CHAPTER XXVIII
FARMER OR PROFESSOR
AFTER leaving Rhode Island, Percy spent two days in and about Boston, and then returned to Connecticut for a day. The weather had turned cold; the ground had frozen and the falling snow reminded him that it was the day before Thanksgiving.
From New London he took a night boat to New York, and then took passage on a Coast Line vessel from New York to Norfolk.
The weather had cleared and the wind decreased until it was scarcely greater than the speed of the ship.
Whether or not the dining room service was extraordinary because of the day, Percy was soon convinced that the only way to travel was by boat. He regretted only that his mother was not with him to enjoy that day. For hours they coasted southward within easy view of the New Jersey shore, dotted here and there with cities, towns, and villages. Light houses marked the rocky points where danger once lurked for the men of the sea.
The sea itself was of constant interest; and hundreds of craft were passed or met. Here a full-rigged sailing vessel lazily drifting with the wind; there a giant little tug puffing in the opposite direction with a string of barges in tow loaded almost to the water's edge.
Norfolk was reached early the next morning, and before noon Percy passed through Petersburg on his way to Montplain. He changed cars at Lynchburg and arrived at Montplain before dark. In accordance with a promise to Mr. West he had notified him of his plans.
Would Adelaide met him, and if so would she have the family carriage and again insist upon his riding in the rear seat? He had found these questions in his mind repeatedly since he left New London, with no very definite purpose before him except to arrive at Montplain at the appointed time.

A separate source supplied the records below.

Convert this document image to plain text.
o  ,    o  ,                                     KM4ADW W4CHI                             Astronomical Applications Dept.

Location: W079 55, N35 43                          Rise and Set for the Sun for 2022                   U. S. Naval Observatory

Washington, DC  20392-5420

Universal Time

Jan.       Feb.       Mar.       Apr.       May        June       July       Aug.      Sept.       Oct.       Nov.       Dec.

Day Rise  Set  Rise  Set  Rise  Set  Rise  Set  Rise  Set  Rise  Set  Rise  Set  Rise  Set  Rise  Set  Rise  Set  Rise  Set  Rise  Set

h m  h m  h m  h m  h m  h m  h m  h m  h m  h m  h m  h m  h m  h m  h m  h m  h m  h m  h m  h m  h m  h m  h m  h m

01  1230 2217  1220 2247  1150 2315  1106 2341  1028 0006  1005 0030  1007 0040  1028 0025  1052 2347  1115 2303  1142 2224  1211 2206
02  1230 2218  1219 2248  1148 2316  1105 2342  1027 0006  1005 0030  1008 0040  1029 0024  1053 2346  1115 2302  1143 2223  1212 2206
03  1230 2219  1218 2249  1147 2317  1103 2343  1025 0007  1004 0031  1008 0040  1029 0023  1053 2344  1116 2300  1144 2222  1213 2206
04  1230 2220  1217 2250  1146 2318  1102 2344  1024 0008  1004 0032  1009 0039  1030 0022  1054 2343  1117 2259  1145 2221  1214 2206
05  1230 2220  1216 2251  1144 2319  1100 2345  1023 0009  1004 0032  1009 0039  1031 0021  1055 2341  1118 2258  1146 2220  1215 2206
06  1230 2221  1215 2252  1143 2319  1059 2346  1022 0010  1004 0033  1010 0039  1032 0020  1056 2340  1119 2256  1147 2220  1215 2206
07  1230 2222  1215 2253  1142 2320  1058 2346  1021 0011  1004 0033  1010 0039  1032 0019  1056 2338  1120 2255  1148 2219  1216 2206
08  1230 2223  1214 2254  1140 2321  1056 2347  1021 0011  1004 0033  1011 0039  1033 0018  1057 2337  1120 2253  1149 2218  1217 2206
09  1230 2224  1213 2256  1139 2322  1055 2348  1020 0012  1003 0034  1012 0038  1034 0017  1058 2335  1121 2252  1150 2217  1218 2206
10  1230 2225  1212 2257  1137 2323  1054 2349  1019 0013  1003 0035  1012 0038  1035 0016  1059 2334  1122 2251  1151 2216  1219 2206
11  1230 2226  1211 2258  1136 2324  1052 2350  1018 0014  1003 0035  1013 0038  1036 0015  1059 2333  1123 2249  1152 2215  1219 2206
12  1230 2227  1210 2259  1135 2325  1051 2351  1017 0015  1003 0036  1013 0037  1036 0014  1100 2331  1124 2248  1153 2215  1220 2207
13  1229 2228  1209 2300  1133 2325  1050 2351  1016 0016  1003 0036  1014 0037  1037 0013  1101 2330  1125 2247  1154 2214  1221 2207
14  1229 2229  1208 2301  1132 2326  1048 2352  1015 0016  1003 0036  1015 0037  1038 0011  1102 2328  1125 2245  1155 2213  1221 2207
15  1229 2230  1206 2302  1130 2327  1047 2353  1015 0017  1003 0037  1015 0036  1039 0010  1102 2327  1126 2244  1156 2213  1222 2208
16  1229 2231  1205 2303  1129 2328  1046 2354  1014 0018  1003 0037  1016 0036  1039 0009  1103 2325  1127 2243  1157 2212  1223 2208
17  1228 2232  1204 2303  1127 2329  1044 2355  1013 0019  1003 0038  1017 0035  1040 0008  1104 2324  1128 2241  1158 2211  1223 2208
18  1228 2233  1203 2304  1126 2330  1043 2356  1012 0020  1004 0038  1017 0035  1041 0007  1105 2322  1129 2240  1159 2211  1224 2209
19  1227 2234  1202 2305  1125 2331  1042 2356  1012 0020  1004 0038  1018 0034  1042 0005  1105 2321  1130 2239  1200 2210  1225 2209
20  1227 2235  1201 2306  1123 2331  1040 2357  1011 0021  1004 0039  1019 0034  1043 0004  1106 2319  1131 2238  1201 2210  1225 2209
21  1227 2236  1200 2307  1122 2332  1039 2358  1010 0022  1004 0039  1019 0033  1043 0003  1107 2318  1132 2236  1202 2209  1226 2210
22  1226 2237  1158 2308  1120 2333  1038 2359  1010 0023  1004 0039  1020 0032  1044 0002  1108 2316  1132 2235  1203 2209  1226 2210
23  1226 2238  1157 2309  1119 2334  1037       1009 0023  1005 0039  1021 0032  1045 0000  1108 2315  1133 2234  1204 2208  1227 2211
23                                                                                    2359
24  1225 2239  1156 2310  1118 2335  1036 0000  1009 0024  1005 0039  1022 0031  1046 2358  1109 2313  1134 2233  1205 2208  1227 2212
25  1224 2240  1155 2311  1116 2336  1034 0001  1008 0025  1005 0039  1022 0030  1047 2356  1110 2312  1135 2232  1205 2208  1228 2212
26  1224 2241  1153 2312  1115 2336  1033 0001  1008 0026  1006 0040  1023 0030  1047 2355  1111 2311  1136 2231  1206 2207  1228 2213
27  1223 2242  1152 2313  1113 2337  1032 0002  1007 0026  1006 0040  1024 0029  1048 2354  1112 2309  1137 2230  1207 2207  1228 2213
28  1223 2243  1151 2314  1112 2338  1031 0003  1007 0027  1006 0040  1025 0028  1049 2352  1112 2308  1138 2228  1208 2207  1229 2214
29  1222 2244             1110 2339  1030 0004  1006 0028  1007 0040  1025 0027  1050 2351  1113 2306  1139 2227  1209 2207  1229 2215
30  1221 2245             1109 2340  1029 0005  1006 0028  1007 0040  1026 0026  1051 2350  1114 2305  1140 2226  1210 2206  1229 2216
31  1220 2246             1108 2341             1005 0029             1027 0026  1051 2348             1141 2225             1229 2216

Yes, it was the family carriage. He saw the farm team tied across the street from the depot. As he left the train he caught a glimpse of Adelaide standing with the group of people who were waiting to board the train. She extended her hand as he reached her side.
"Mr. Johnston, meet my cousin, Professor Barstow."
"I am glad to meet you, Professor," said Percy, as he shook hands with a tall young man about his own age. Percy noted his handsome face and gentlemanly bearing.
"Miss Adelaide calls me cousin," said Barstow, "because my aunt married her uncle."
"Well, Sir, if we're not cousins, then I'm Miss West and not Miss Adelaide. Is that too much for an absent-minded professor to remember?"
"I am afraid it is," said Barstow, "and I am sure I would rather be cousins."
"Professor Barstow leaves on this train," Adelaide explained to
Percy; "excuse me, please."
Percy raised his hat as he stepped back from the crowd and waited for the parting of the two. He was sure that Barstow held her hand longer than was necessary, and he also noticed that her face flushed as she rejoined him after the train started.
"Will you take the rear seat?" she asked. as they reached the carriage.
"If you so prefer."
"That seat is for our guests, so I don't prefer," came her reply, which left Percy wholly in the dark as to her wishes.
"Then let me be your coachman rather than your guest."
"If you so prefer," she repeated, and without waiting for assistance quickly mounted to the front seat, leaving him to occupy the driver's seat beside her.
"Captain and Mrs. Stone of Montplain were with us for Thanksgiving and I came with the carriage to take them home. Professor Barstow has also been spending his Thanksgiving vacation visiting with papa."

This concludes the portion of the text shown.